The Manager as Leader: Motivation and Leadership across Cultures
Leadership and motivation is an important aspect in defining its relation to achievement of company’s goals. Theories of leadership have clearly evaluated the cultural diversity, and how organizations apply leadership and motivation techniques .Good leadership is effective in meeting job-related demands, commitment, in creating good performing teams, coordination, in enhancing the level of motivation and reducing absence of employees (Daft, 2014).Contributions from a host of authors and scholars reveal that employee motivation and effective leadership is a very crucial field in the continued existence and survival of any industry. The complications in the field rises with cross-cultural considerations. What is considered acceptable in one nation may be legally or socially unacceptable in another nation, and the managers may face dilemmas in adapting different solutions varying in different nations. The profile of dilemmas faced by managers in different national and ethnic cultures is not yet possessed, but the extent of global activities is what makes the role of the leader even more complex.
Aspects of the roles of managers in motivation and leadership across cultures
According to Chhoker, Brodbeck and House (2013), leadership is a characteristic that influences the beliefs, behaviors and feelings of different group members in an intended direction. Influence may be affected without direct interaction between people concerned. The international nature of hospitality and tourism industry outlines the significance of awareness of different issues affecting people and requires managers to have skills necessary to direct and motivate employees across different cultural backgrounds so as to render effective management of a company in a global setting. To manage diversity, leadership may be practiced to give a purpose with a collective effort, and influence willingness that is expended to fulfill that purpose.
It is important for managers to understand things that prompts and influences people to act in certain ways. There are four principles that help understand what motivates people, and they include: people actions are defined by reasons, the goals chosen by people should be treated attainable, goals chosen by people is what they believe to be good for them and conditions of a workplace can affect employee’s perception of their performance and the value of work (Thomas and Peterson, 2014).
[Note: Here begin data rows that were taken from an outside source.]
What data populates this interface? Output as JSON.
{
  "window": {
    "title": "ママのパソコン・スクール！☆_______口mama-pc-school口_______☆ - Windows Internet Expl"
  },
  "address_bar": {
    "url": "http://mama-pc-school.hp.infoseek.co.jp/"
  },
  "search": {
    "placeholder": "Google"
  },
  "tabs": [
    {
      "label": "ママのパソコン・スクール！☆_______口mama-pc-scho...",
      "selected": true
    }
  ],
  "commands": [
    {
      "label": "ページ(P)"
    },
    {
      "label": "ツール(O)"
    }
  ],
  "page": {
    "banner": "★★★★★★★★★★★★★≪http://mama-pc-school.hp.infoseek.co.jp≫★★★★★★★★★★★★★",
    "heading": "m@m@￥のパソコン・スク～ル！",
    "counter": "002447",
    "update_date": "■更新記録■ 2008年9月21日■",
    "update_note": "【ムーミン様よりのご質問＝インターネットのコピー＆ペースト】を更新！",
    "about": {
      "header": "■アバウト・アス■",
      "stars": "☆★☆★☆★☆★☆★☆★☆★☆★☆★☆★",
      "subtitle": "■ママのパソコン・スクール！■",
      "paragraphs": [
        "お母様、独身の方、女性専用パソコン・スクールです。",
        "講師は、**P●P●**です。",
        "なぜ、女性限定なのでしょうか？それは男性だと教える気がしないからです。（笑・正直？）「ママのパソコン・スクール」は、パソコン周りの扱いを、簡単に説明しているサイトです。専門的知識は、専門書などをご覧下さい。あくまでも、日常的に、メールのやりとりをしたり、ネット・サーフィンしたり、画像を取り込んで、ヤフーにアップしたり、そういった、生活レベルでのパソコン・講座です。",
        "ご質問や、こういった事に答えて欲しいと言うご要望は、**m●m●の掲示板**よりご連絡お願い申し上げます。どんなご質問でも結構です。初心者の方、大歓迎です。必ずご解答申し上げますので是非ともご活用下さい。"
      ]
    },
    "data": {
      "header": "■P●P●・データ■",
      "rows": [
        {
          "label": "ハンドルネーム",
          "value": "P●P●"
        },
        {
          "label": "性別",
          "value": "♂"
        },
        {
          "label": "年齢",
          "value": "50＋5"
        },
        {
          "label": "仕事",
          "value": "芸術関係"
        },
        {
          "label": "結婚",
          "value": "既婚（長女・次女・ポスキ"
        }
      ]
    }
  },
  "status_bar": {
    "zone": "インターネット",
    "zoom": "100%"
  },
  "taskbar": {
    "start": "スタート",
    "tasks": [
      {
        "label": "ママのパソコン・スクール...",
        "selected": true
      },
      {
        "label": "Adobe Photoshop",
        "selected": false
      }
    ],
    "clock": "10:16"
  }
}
Employees committed in achieving company’s goals perform better than those who are not dedicated. Rewarding employees by their accomplishment add value to the satisfaction of their job and lifts their self-esteem. Managers have an important role to play in ensuring employees’ work flow swiftly and motivating them in relation with the organizational objectives. The diversity of different cultures that determine what is valuable and rewarding to a person remains to be a complex task to the manager.
Many researchers view impacts of culture to be directly influenced by the style of leadership and argue that cultural traditions, norms, and ideologies are the key differentiating factors compared to the societal structural factors (Moran and Abramson, 2014). Managers are aware of operations in companies in accordance to their local cultures. They understand where authority and power is based, and the main interrelationship within the organization upon which must be considered to achieve success. The experienced global managers also have an understanding of differences in the design of organizations around the world and their influences on success. These differences exist and managers should use them in knowing what to look for in competitors, potential customers, and partners across borders.
Effective leadership being an essential component for competency, having leaders with skills and knowledge essential for helping companies operate and enter new markets is very important. Companies across the globe are investing in programs with goals of developing skills, which will assist organizations to adapt and grow cultural sensitivity to enhance management capability in challenging global environments. Cross cultural managers have no choice other than observing the world changes, and accept them as challenges and opportunities for growth of an organization, and development of individuals.
Chhokar, J. S., Brodbeck, F. C., & House, R. J. (Eds.). (2013). Culture and leadership
across the world: The GLOBE book of in-depth studies of 25 societies. Routledge.
Daft, R. (2014). The leadership experience. Cengage Learning.
Moran, R. T., Abramson, N. R., & Moran, S. V. (2014). Managing cultural
Thomas, D. C., & Peterson, M. F. (2014). Cross-cultural management: Essential concepts.